La victoire de l’Amiral comte de Grasse à Chesapeake, décide du sort de Yorktown et de l’Indépendance des Etats-Unis.
Le 5 septembre 1781, la Bataille de la baie de Chesapeake décide du sort de la guerre. La flotte britannique de Graves repoussée par l’escadre de l’amiral de Grasse ne parvient pas à empêcher l’action française. Yorktown capitule le 19 octobre. Ce désastre ne permet plus à l’armée britannique de s’opposer à l’indépendance des États-Unis. Le conflit traîne une année encore avec des fortunes diverses de part et d’autre.
Après l’occupation de la Guyane anglaise et quelques succès aux Antilles devant Saint-Eustache et Saint-Christophe, l’amiral de Grasse est vaincu et pris par Rodney à la bataille des Saintes, le 11 avril 1782. Cette sévère défaite rend désormais impossible la prise de la Jamaïque.
En Méditerranée, si les Anglais perdent définitivement Minorque, les Espagnols ne s’emparent pas de Gibraltar. Au Canada, La Pérouse pousse un raid spectaculaire dans les eaux glaciales de la baie d’Hudson contre des établissements de pelleteries britanniques.
Au large des Indes et de Ceylan, Suffren, que les Anglais ont surnommé « l’amiral Satan », mène avec de modestes moyens une campagne très agressive. Contrairement aux idées de son temps, il recherche constamment la destruction de ses adversaires.
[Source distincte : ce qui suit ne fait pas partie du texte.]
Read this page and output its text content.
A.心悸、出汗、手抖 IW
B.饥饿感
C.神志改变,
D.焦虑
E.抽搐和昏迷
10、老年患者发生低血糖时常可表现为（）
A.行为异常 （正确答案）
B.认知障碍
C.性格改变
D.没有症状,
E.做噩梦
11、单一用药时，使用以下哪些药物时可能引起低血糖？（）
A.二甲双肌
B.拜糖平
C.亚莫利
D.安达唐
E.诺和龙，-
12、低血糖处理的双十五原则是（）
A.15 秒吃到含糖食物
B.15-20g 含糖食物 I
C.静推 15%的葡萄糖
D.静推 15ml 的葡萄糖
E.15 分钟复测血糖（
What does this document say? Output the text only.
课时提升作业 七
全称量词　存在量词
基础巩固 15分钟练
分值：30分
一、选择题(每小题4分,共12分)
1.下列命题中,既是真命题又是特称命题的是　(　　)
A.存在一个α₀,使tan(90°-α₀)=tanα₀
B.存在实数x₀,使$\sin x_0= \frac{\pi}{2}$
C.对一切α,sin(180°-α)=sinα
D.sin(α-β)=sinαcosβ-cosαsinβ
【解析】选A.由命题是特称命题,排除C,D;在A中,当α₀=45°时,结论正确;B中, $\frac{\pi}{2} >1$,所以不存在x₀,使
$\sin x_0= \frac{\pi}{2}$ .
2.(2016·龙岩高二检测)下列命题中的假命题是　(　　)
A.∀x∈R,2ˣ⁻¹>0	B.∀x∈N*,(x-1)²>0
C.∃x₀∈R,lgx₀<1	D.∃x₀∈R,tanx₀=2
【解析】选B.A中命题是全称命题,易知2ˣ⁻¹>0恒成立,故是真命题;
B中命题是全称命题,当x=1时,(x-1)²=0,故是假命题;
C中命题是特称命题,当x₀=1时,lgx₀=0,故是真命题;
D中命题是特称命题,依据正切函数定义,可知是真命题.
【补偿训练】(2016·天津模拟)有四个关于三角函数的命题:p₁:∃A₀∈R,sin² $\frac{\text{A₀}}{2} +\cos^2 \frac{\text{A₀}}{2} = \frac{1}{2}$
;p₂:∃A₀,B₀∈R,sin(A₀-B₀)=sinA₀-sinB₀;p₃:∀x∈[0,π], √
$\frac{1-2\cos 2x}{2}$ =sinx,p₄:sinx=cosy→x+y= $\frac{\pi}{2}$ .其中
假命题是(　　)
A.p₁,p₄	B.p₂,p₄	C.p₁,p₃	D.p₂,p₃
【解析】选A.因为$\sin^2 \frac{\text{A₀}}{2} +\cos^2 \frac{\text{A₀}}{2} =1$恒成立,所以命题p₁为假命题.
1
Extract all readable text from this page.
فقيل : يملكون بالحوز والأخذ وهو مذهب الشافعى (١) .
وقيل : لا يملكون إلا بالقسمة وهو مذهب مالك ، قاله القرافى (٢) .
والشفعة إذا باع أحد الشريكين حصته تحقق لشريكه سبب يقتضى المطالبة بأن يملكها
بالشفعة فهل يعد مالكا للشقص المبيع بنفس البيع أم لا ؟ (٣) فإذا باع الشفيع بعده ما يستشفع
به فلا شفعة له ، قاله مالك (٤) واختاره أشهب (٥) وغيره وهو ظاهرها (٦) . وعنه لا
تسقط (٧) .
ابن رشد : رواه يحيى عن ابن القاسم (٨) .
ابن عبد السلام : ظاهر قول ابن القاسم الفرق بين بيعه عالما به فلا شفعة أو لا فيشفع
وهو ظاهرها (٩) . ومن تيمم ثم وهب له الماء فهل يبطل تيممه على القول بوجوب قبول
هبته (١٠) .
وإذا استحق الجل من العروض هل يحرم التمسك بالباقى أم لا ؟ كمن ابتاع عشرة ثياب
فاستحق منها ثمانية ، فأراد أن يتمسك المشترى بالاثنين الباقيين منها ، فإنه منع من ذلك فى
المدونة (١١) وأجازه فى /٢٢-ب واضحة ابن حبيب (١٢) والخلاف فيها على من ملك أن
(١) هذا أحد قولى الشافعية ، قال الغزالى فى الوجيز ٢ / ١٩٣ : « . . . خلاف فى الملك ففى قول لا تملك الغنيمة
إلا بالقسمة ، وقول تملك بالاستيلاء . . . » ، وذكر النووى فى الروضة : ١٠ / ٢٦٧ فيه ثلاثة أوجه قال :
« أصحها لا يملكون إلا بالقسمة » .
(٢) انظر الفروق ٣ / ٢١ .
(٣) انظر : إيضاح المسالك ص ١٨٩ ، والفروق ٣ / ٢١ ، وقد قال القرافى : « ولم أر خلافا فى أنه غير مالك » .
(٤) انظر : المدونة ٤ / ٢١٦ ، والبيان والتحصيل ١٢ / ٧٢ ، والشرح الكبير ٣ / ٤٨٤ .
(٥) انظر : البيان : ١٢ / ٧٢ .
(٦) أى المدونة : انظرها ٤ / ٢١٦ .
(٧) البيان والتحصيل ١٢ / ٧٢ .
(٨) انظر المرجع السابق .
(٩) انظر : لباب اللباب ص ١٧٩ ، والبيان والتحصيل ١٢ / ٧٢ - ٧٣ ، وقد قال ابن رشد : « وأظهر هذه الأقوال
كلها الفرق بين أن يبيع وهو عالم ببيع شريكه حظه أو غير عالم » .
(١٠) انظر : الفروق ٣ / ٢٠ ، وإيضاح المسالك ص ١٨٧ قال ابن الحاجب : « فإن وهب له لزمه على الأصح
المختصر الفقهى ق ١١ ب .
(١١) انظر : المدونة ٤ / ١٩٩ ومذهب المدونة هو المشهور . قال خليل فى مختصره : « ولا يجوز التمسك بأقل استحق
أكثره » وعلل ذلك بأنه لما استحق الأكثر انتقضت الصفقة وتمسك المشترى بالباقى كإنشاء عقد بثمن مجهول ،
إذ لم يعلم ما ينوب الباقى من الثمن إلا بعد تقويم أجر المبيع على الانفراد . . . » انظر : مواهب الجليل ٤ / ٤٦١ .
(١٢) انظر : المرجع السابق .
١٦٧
À cinq reprises, il défait l’escadre de Hughes.
Mais ces victoires sont connues trop tard en France pour influencer le traité de Paix signé à Versailles, le 3 septembre 1783, qui consacre l’indépendance des États-Unis. Vingt ans après le désastreux traité de Paris, la France obtient sa revanche et retrouve la liberté des mers. Pour la première fois depuis Louis XIV, la Marine royale a remporté des succès décisifs pour imposer la paix. Sur les océans, la France fait désormais jeu égal avec l’Angleterre. Mais la guerre a épuisé les finances du royaume et le vent d’Amérique annonce en France une tempête révolutionnaire.